Enterprise Messaging With Autonomous DB and Micronaut

I’ve written about messaging many times on my blog, and for good reason, too. It’s a popular subject that developers can’t seem to get enough of. In this world of distributed architectures, it’s critical that services communicate with each other to ensure the application's business logic is implemented properly. It’s well established that messaging is crucial for modern applications, so let’s look at a messaging solution that exists in the Oracle Cloud that you may not be aware of. In fact, if you’re already using Autonomous DB, then this solution is available to you at no additional charge! Allow me to introduce you to Oracle Advanced Queuing (AQ). 

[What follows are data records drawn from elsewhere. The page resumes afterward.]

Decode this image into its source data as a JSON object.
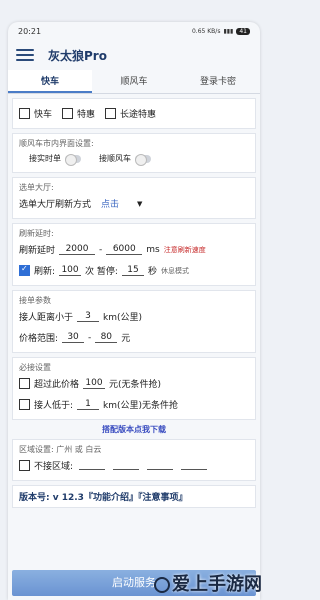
{
  "status": {
    "time": "20:21",
    "net": "0.65 KB/s",
    "battery": "41"
  },
  "app": {
    "title": "灰太狼Pro"
  },
  "tabs": [
    {
      "label": "快车"
    },
    {
      "label": "顺风车"
    },
    {
      "label": "登录卡密"
    }
  ],
  "types": {
    "fast": "快车",
    "special": "特惠",
    "long": "长途特惠"
  },
  "sfc": {
    "title": "顺风车市内界面设置:",
    "realtime": "接实时单",
    "ride": "接顺风车"
  },
  "hall": {
    "title": "选单大厅:",
    "mode_label": "选单大厅刷新方式",
    "mode_value": "点击"
  },
  "delay": {
    "title": "刷新延时:",
    "label": "刷新延时",
    "min": "2000",
    "max": "6000",
    "unit": "ms",
    "note": "注意刷新速度"
  },
  "refresh": {
    "label": "刷新:",
    "count": "100",
    "count_unit": "次 暂停:",
    "pause": "15",
    "pause_unit": "秒",
    "rest": "休息模式"
  },
  "params": {
    "title": "接单参数",
    "dist_label": "接人距离小于",
    "dist": "3",
    "dist_unit": "km(公里)",
    "price_label": "价格范围:",
    "price_min": "30",
    "price_max": "80",
    "price_unit": "元"
  },
  "must": {
    "title": "必接设置",
    "price_label": "超过此价格",
    "price": "100",
    "price_unit": "元(无条件抢)",
    "near_label": "接人低于:",
    "near": "1",
    "near_unit": "km(公里)无条件抢"
  },
  "banner": "搭配版本点我下载",
  "area": {
    "title": "区域设置: 广州 或 白云",
    "exclude": "不接区域:"
  },
  "version": {
    "text": "版本号: v 12.3『功能介绍』『注意事项』"
  },
  "start": "启动服务",
  "watermark": "爱上手游网"
}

What’s AQ? It’s exactly what it sounds like: a full-featured messaging solution right inside the database. Point-to-point, pub/sub, persistent, and non-persistent messaging are all supported. There are tons of ways to interact — including via PL/SQL, JMS, JDBC, .NET, Python, Node.JS — and pretty much any popular language can interface with AQ. Demos tend to be the best way to understand concepts like this, so in this post, we’re going to look at how to enable AQ in your Autonomous DB instance, create a queue, and enqueue and dequeue messages with PL/SQL. To complete the demo, we’ll look at publishing and consuming messages from AQ from a very simple Java application written with Micronaut.